И опять стоял и смотрел в землю и на обсохшую на босых ногах грязь.

«Долго бегал... три дня!..»

Лицо его окаменело, судорожно сведенные мускулы окостенели, в маленьких сощуренных глазах горела холодная искра непотухающей злобы, а в сердце знакомый комок тяжелого, жесткого, ничего не прощающего ожесточения.

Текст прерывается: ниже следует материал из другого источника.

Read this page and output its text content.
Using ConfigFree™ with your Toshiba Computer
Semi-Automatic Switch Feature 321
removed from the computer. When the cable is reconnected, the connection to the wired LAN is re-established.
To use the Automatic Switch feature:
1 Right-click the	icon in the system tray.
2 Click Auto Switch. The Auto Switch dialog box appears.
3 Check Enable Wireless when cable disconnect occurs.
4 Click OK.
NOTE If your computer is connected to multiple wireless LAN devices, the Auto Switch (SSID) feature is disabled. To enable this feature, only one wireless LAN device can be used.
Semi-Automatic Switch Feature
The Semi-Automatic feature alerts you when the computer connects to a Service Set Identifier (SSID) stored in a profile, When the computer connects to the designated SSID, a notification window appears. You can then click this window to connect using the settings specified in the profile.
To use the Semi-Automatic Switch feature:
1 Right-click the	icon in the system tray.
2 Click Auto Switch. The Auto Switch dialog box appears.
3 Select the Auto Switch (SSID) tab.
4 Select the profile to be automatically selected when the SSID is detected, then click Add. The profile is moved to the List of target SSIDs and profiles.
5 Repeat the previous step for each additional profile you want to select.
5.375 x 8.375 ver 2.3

Стиснув зубы, с раздувающимися ноздрями, спокойно стал подниматься по угрюмой, все о том же молчаливо говорившей лестнице, потом пошел по коридору. И он был длинный, темный, знакомый и вел к одному страшному месту: к неподвижно темнеющей немой двери. Она, казалось, молча ждала Мишку, чтобы плотно захлопнуться за ним и придавить его крики и вопли.

У двери он остановился, с тоской, отчаянием бегая глазами по темному, равнодушно тянувшемуся коридору, и вдруг неожиданно для самого себя напряженно потянул дверь, и она с тонким злорадно скрипящим повизгиванием отворилась.

Первое, что, увидел, была мать. Она что-то делала в углу, и спина у ней была худая, согнутая, как у той старушки, а ведь мать гораздо моложе. Что-то стукнуло мальчику в грудь, – не то жалость, не то удивление, как будто в первый раз увидел. Но сейчас же злобное ожидание и готовность до краев наполнили ожесточившееся маленькое сердце. И Мишка стоял у двери, злобно глядя исподлобья сверкающими глазами.

А маленькая Нютка всплеснула ручонками и весело прокричала тоненьким голоском:

– Ай, Миска плисол, зал аз длать его будут!..

Детишки столпились вокруг.

Мать обернулась, и глянуло измученное, исстрадавшееся, изрезанное морщинами лицо, а с этого измученного лица глянули такие же измученные, красные, вспухшие от слез глаза. И всхлипывая и не удерживая катившихся слез, она пошла к нему, протягивая дрожащие руки:

– Сы-ынок... сы... сы-но-чек!..

Мишка растерянно бегал глазами по углам, чувствуя, что не умеет удержать, словно горький дым рассеивающееся ожесточение, удушливо переполнявшее его сердце. И когда мать прижала его голову к своей груди, он вдруг усиленно заморгал, не давая воли едко и щиплюще просившимся на ресницы слезам. И справившись, громко высморкался, нахмурился и проговорил толстым голосом:

– Никак Малафеевская фабрика опять работает.

А мать прижимает его, качает, как маленького, и, ничего не слушая, только твердит:

– Сы... сы-но-чек... сы-нок мой... не думали... не чаяли живого увидать... Отец... отец теперь...

Так они сидят, забыв обо всем, а ребятишки полуиспуганно, полуудивленно жмутся в уголок, глядят оттуда, перешептываются и зажимают друг другу рты.